1West Virginia University School of Medicine, Morgantown, WV, USA, 2Charleston Area Medical Center, Charleston, WV, USA.

BACKGROUND: Management of small suspicious lung nodules, located deep in the lung parenchyma, can present a clinically challenging scenario with options of continued surveillance, biopsy, or surgical intervention. Routine pre-operative tissue diagnosis is associated with significant use of resources, possible delays in care, morbidity, and the potential for false positive, false negative, and nondiagnostic results. We hypothesize that minimally invasive robotic pulmonary segmentectomy without pre-operative tissue biopsy is an acceptable diagnostic and therapeutic approach for small lung nodules deemed highly suspicious for malignancy by an experienced thoracic surgery team.
METHODS: We reviewed the outcomes of 70 consecutive robotic anatomic pulmonary segmentectomies performed in last 1.5 years using our institutional database. Descriptive statistics were summarized using Fisher’s exact test, and independent samples t-test for continuous variables. (Table 1)
RESULTS: A total of 58 robotic segmentectomies were performed without tissue diagnosis. Fourteen (24.1%) patients had intraoperative wedge resection with frozen section followed by completion segmentectomies. The remaining 44 (75.9%) patients had upfront robotic segmentectomies without pre-operative or intra-operative tissue confirmation; 39 of 44 (88.6%) lesions were malignant. Overall, among the entire cohort, 51 of 58 (87.9%) had malignant pathology, 50 (86.2%) had primary lung cancers, and one (1.7%) had a metastatic lesion. Seven (12.1%) patients had benign lesions which included caseating granulomas, post radiotherapy changes for remote lung nodule, and hamartoma.

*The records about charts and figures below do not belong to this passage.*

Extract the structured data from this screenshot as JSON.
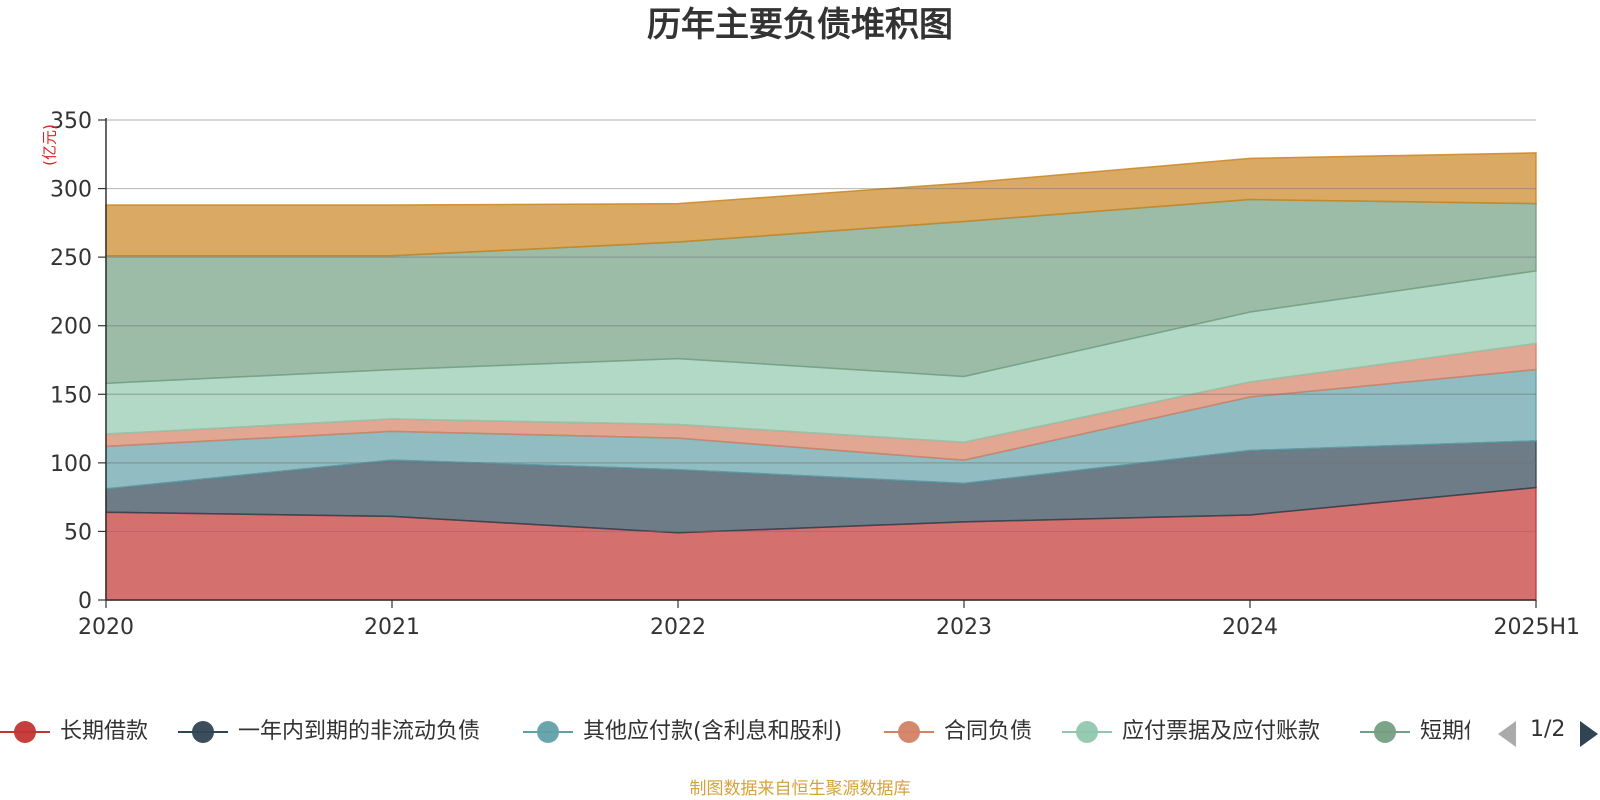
{
  "chart_data": {
    "type": "area",
    "title": "历年主要负债堆积图",
    "ylabel": "(亿元)",
    "xlabel": "",
    "categories": [
      "2020",
      "2021",
      "2022",
      "2023",
      "2024",
      "2025H1"
    ],
    "ylim": [
      0,
      350
    ],
    "yticks": [
      0,
      50,
      100,
      150,
      200,
      250,
      300,
      350
    ],
    "stacked": true,
    "grid": true,
    "legend_position": "bottom",
    "series": [
      {
        "name": "长期借款",
        "color": "#c23531",
        "values": [
          64,
          61,
          49,
          57,
          62,
          82
        ]
      },
      {
        "name": "一年内到期的非流动负债",
        "color": "#2f4554",
        "values": [
          17,
          41,
          46,
          28,
          47,
          34
        ]
      },
      {
        "name": "其他应付款(含利息和股利)",
        "color": "#61a0a8",
        "values": [
          31,
          21,
          23,
          17,
          39,
          52
        ]
      },
      {
        "name": "合同负债",
        "color": "#d48265",
        "values": [
          9,
          9,
          10,
          13,
          11,
          19
        ]
      },
      {
        "name": "应付票据及应付账款",
        "color": "#91c7ae",
        "values": [
          37,
          36,
          48,
          48,
          51,
          53
        ]
      },
      {
        "name": "短期借款",
        "color": "#749f83",
        "values": [
          93,
          83,
          85,
          113,
          82,
          49
        ]
      },
      {
        "name": "",
        "color": "#ca8622",
        "values": [
          37,
          37,
          28,
          28,
          30,
          37
        ]
      }
    ]
  },
  "legend": {
    "items": [
      "长期借款",
      "一年内到期的非流动负债",
      "其他应付款(含利息和股利)",
      "合同负债",
      "应付票据及应付账款",
      "短期借款"
    ],
    "page": "1/2"
  },
  "source_note": "制图数据来自恒生聚源数据库"
}
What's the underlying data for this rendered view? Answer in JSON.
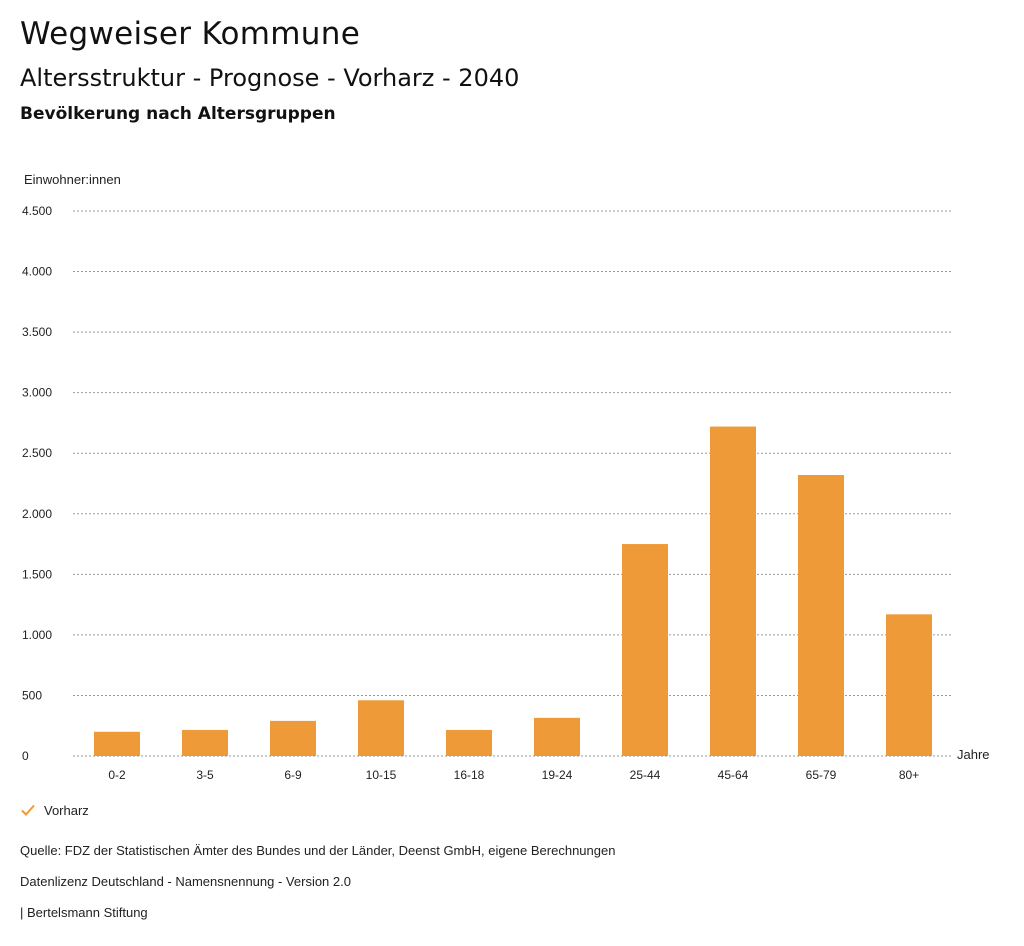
{
  "header": {
    "title": "Wegweiser Kommune",
    "subtitle": "Altersstruktur - Prognose - Vorharz - 2040",
    "chart_title": "Bevölkerung nach Altersgruppen"
  },
  "legend": {
    "label": "Vorharz",
    "icon": "check-icon"
  },
  "footer": {
    "source": "Quelle: FDZ der Statistischen Ämter des Bundes und der Länder, Deenst GmbH, eigene Berechnungen",
    "license": "Datenlizenz Deutschland - Namensnennung - Version 2.0",
    "publisher": "| Bertelsmann Stiftung"
  },
  "colors": {
    "bar": "#EE9A38",
    "grid": "#9a9a9a",
    "text": "#222222"
  },
  "chart_data": {
    "type": "bar",
    "title": "Bevölkerung nach Altersgruppen",
    "ylabel": "Einwohner:innen",
    "xlabel": "Jahre",
    "categories": [
      "0-2",
      "3-5",
      "6-9",
      "10-15",
      "16-18",
      "19-24",
      "25-44",
      "45-64",
      "65-79",
      "80+"
    ],
    "series": [
      {
        "name": "Vorharz",
        "values": [
          200,
          215,
          290,
          460,
          215,
          315,
          1750,
          2720,
          2320,
          1170
        ]
      }
    ],
    "ylim": [
      0,
      4500
    ],
    "yticks": [
      0,
      500,
      1000,
      1500,
      2000,
      2500,
      3000,
      3500,
      4000,
      4500
    ],
    "ytick_labels": [
      "0",
      "500",
      "1.000",
      "1.500",
      "2.000",
      "2.500",
      "3.000",
      "3.500",
      "4.000",
      "4.500"
    ],
    "grid": true,
    "legend_position": "bottom-left"
  }
}
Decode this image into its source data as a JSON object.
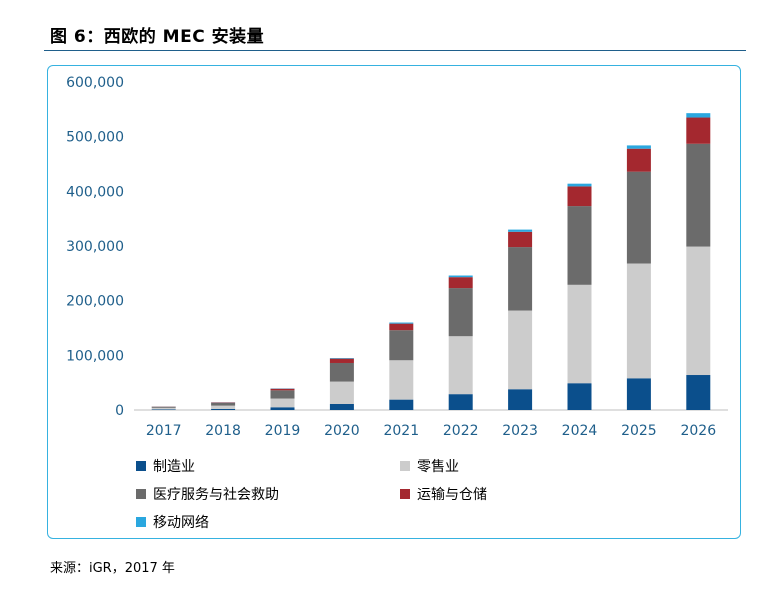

CONCLUSIONS: Robotic pulmonary segmentectomy without tissue diagnosis for highly suspicious lung nodules is an acceptable minimally invasive diagnostic and curative option in high volume centers with nearly 90% diagnostic accuracy, similar to that of current tissue biopsy techniques, and low mortality. These results question the enthusiasm for routine biopsy of suspicious lung nodules detected incidentally or during lung cancer screening; they also highlight an alternative approach with a minimally invasive technique that avoids potential delays in care, unnecessary biopsies and their associated risks, and the threat of nondiagnostic or false results. Robotic-assisted segmentectomy enables both diagnostic and therapeutic interventions in a single minimally invasive procedure. Larger prospective studies are needed to validate these results.